Thursday, February 17, 2011

Fitch: Downgrades Loom for U.S. Cities and States

Cash-strapped US states and cities face the prospect of downgrades after Fitch Ratings changed the way it analyses their burgeoning pension bills to slightly more realistic assumptions, reports FT.



So will Charlie Gasparino attack Fitch the way he did Meredith Whitney? Not a chance.

In a report just published Fitch warns the new approach could lead to “limited negative rating action”, particularly for local governments with big wage bills. Just where Whitney warned the problem is.


“The key questions are whether states and local governments are funding their pensions, how much it is taking up of their general fund and concern about the crowding out of spending for other needs,” said Laura Porter at Fitch.

The rating agency, which used data from 2009, said there was cause for near-term concern about “a number of” pension plans and pointed to the “considerable pressure that these obligations will place on many government budgets”. The greatest risk would come at the local level since labour-related costs were a higher percentage of local government budgets, Fitch said. It should be noted that some critics of Whitney argue that there is no problem with general obligation bonds at municipalities. Fitch's statement would suggest otherwise.
 

In Miami, Florida, a quarter of the city’s operating budget pays for pensions. Among states, Illinois stands out for setting aside 12 per cent of its budget for its chronically underfunded pension.

In valuing pension liabilities in its credit analysis of states and local governments, the rating agency will now assume a return on assets of 7 per cent, lower than the average return of 8 per cent used by most pension plans. That translates to an increase in the average plan liability of 11 per cent.

Using the 7 per cent rate does not shift any plans from being adequately funded, which Fitch considers to be assets equal to 70 per cent of liabilities, to “weak”, or under 60 per cent. However, plans in Montana, Hawaii, Vermont and New Jersey are among those whose funding ratios fall under 60 per cent using Fitch’s assumptions.
The Illinois State Employees Retirement System is the weakest at 37 per cent, compared with 44 per cent using its reported 8.5 per cent assumed rate of return.

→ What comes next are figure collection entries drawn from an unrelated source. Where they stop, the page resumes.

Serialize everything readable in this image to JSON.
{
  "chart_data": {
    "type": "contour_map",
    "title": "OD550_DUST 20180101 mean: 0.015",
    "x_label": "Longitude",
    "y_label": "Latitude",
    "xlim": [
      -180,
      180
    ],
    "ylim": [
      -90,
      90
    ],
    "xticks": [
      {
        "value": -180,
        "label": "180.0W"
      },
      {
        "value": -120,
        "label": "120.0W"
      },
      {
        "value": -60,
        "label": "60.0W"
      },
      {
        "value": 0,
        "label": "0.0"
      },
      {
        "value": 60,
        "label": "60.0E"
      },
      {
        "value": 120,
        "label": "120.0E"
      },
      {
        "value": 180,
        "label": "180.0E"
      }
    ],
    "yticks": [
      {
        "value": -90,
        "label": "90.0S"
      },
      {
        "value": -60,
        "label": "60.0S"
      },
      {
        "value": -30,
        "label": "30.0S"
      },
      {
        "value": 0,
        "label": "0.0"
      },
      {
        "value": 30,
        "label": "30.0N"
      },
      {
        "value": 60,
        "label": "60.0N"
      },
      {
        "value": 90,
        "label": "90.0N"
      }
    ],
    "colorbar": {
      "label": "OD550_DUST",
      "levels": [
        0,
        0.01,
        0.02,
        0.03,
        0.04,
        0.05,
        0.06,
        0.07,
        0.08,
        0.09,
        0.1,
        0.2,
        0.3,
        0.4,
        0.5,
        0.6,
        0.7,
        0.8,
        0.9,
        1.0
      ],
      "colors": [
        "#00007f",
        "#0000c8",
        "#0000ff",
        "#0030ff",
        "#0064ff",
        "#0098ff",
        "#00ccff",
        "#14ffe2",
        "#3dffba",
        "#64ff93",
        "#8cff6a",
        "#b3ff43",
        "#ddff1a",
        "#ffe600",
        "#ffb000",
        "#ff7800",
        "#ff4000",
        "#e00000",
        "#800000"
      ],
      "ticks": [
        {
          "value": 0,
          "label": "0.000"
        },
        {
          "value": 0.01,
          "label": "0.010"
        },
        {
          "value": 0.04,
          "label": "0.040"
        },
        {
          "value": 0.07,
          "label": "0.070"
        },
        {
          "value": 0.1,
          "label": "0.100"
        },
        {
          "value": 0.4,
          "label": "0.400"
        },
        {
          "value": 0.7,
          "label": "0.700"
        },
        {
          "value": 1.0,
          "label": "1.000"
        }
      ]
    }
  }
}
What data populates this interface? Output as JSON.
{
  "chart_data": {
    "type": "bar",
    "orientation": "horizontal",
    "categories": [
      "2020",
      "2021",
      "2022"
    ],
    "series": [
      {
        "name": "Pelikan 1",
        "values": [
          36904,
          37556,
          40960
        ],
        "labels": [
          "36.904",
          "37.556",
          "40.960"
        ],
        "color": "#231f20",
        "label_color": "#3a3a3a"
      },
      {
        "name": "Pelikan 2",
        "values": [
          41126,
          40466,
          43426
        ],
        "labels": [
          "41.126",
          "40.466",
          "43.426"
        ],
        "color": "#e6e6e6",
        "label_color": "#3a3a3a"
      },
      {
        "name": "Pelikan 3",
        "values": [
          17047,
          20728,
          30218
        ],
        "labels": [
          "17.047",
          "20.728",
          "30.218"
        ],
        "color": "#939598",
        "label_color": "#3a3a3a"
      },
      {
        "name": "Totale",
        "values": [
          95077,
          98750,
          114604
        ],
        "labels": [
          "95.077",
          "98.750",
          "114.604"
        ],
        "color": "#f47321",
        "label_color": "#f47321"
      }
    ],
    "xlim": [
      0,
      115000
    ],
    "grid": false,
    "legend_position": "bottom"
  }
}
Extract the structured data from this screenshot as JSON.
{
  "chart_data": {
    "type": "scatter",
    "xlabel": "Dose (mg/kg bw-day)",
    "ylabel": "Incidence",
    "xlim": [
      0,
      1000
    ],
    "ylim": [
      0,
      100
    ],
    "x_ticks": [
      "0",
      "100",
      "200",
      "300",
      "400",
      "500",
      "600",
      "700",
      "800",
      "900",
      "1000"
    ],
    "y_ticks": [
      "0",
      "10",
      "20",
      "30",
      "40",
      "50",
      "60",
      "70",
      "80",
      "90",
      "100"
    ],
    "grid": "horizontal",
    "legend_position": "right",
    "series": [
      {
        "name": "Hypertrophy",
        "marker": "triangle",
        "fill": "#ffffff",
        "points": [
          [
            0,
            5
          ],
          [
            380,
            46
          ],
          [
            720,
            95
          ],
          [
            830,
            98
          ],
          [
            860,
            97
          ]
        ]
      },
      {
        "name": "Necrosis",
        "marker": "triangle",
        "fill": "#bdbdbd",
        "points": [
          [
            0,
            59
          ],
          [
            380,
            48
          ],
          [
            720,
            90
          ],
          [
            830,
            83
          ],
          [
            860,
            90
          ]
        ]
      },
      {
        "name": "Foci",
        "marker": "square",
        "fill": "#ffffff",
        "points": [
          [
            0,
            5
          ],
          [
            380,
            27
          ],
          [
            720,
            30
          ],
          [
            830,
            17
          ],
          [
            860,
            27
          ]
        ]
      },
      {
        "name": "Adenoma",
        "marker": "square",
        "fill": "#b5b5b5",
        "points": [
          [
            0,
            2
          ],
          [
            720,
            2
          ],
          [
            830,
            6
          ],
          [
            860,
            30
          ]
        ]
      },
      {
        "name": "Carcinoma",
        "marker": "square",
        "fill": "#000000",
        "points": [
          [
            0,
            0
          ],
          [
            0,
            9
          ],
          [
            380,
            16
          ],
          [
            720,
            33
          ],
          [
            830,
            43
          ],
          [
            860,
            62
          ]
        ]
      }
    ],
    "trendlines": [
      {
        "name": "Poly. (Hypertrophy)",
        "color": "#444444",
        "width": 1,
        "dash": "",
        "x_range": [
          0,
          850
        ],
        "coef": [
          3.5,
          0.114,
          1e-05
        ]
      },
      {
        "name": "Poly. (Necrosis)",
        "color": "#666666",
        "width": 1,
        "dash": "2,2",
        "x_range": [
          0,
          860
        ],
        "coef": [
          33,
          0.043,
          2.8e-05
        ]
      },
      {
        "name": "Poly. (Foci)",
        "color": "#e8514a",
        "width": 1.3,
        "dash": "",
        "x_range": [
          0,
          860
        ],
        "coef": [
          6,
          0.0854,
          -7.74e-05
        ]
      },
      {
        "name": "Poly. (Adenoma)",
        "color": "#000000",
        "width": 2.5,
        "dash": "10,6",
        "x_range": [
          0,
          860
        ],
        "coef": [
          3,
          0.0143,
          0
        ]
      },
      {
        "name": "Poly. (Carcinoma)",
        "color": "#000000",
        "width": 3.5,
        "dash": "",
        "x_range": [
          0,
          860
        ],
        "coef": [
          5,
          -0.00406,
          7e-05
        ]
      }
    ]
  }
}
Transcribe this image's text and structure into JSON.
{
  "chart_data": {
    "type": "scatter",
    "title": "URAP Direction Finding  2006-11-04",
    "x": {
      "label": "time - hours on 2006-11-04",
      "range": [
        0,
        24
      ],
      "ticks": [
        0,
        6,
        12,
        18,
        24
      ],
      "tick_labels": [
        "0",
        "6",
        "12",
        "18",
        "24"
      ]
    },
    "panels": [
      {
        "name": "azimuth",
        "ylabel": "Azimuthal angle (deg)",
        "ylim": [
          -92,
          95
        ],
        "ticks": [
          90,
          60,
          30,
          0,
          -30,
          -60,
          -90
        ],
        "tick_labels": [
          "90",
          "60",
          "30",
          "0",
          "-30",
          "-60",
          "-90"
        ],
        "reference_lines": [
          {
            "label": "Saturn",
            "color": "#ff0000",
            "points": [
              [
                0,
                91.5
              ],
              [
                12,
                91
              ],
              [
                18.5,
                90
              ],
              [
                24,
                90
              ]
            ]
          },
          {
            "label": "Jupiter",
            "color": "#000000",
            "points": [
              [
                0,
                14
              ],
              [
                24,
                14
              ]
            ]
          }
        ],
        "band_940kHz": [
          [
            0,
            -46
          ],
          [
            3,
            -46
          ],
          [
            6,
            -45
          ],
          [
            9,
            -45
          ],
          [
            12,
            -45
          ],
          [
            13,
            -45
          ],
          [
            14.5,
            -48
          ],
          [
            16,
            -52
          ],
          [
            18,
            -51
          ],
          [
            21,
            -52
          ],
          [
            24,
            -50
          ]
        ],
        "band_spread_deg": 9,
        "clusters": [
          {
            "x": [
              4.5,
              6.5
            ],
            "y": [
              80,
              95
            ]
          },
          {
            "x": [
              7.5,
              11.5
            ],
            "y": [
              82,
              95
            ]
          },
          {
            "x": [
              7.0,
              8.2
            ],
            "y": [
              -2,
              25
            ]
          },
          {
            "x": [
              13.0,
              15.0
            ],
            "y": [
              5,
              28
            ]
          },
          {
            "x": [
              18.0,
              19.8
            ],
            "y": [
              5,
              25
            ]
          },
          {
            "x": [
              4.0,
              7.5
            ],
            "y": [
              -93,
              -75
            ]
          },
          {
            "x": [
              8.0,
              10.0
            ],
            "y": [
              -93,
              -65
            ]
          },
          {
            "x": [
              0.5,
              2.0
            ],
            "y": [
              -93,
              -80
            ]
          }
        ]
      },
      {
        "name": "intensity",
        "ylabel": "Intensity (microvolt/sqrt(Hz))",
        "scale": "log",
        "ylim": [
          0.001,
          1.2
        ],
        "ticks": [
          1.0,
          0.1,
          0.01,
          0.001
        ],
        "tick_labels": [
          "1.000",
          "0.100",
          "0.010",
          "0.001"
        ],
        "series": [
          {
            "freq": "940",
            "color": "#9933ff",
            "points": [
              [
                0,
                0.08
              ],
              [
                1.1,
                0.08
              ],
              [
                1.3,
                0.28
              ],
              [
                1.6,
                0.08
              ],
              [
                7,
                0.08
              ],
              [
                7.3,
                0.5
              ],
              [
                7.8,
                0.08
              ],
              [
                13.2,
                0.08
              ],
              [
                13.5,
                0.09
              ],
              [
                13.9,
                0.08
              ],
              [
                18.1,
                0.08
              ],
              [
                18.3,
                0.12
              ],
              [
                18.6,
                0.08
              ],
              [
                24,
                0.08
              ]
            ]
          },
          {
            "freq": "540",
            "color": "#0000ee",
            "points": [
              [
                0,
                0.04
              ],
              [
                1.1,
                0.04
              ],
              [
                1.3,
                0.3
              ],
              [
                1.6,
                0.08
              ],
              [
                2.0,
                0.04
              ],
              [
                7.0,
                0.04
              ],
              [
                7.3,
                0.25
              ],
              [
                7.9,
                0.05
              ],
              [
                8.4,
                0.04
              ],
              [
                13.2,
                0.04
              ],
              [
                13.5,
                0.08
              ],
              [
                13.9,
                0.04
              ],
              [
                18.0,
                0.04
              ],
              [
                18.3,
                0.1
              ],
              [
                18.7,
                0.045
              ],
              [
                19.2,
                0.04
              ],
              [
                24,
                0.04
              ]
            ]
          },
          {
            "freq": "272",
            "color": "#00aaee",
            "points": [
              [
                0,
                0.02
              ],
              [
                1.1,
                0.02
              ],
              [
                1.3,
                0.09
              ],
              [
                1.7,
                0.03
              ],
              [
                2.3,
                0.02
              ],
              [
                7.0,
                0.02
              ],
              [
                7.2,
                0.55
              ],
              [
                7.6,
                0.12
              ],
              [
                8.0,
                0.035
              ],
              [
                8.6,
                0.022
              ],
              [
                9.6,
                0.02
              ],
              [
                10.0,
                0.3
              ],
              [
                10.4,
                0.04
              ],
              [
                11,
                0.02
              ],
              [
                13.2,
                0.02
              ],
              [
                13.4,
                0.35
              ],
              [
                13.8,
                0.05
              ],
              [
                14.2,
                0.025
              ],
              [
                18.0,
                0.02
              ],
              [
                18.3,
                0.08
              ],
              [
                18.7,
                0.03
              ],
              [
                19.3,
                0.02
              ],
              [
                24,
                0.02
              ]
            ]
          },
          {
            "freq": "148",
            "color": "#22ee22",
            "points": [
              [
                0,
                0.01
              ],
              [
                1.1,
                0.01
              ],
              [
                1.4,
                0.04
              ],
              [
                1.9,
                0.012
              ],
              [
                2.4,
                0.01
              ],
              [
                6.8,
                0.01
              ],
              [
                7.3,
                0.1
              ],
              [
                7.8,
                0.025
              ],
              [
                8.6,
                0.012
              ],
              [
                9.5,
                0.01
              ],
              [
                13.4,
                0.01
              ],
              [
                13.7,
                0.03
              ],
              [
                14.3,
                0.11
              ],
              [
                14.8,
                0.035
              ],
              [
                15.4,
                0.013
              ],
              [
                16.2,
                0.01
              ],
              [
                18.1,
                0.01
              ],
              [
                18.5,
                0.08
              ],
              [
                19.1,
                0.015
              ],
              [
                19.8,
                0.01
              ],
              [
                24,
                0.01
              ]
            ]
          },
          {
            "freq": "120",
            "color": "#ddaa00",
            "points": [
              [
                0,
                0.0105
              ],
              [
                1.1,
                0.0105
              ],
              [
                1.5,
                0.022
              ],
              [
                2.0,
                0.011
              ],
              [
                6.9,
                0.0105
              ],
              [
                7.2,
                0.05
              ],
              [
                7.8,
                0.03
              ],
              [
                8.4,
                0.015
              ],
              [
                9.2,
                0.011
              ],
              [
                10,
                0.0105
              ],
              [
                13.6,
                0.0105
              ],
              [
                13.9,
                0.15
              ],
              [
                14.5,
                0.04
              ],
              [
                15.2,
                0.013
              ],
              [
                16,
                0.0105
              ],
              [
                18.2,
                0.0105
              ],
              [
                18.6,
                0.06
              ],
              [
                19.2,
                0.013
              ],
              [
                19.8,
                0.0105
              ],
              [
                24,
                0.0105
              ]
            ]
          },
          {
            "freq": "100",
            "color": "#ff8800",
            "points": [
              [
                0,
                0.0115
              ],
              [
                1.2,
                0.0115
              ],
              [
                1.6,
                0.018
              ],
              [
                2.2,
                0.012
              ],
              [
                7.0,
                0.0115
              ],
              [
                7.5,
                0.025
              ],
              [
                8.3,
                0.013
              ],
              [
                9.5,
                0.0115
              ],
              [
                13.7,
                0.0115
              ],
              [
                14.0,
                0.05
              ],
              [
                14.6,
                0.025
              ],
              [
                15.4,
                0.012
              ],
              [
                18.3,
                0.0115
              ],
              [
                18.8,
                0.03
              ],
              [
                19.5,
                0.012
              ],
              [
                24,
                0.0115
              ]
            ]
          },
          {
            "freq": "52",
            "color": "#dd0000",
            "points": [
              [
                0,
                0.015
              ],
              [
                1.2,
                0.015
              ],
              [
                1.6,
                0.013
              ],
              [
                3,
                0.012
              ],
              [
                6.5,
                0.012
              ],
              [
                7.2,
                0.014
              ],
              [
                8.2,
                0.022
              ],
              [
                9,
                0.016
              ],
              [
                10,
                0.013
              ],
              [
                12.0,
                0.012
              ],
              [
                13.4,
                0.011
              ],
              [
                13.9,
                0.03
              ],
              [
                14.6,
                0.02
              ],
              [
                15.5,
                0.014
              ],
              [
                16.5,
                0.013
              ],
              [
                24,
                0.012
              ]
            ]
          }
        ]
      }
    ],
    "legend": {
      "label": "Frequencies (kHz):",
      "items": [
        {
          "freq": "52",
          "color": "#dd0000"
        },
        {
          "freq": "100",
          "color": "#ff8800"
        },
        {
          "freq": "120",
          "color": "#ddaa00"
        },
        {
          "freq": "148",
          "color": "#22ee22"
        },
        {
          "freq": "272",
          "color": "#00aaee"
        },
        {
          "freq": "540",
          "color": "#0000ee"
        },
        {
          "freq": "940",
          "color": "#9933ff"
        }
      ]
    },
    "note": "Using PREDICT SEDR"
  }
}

A hypothetical 6 per cent assumption, however, would drag plans in Nevada, Massachusetts and Minnesota from adequately funded to weak ratios.

For state-run plans that also cover local workers, Fitch said it is difficult to assess how much of the liability is the obligation of the local government because plans typically do not provide this breakdown. That can overstate states’ obligation and understate what local governments owe.
 
I further note that a return on assets of 7% will only occur in the current stock market continues to climb, since yields on even long-term corporate debt securities are well under 6%, never mind 7%. If the stock market climb stops, the return on assets for will collapse.

1 comment:

  1. Watching the battle in Wisconsin this morning. Some school districts are closed because hordes of teachers are pouring into Madison to protest Walker's modest pension reforms.Very difficult to be optimistic that we can avoid a major crisis.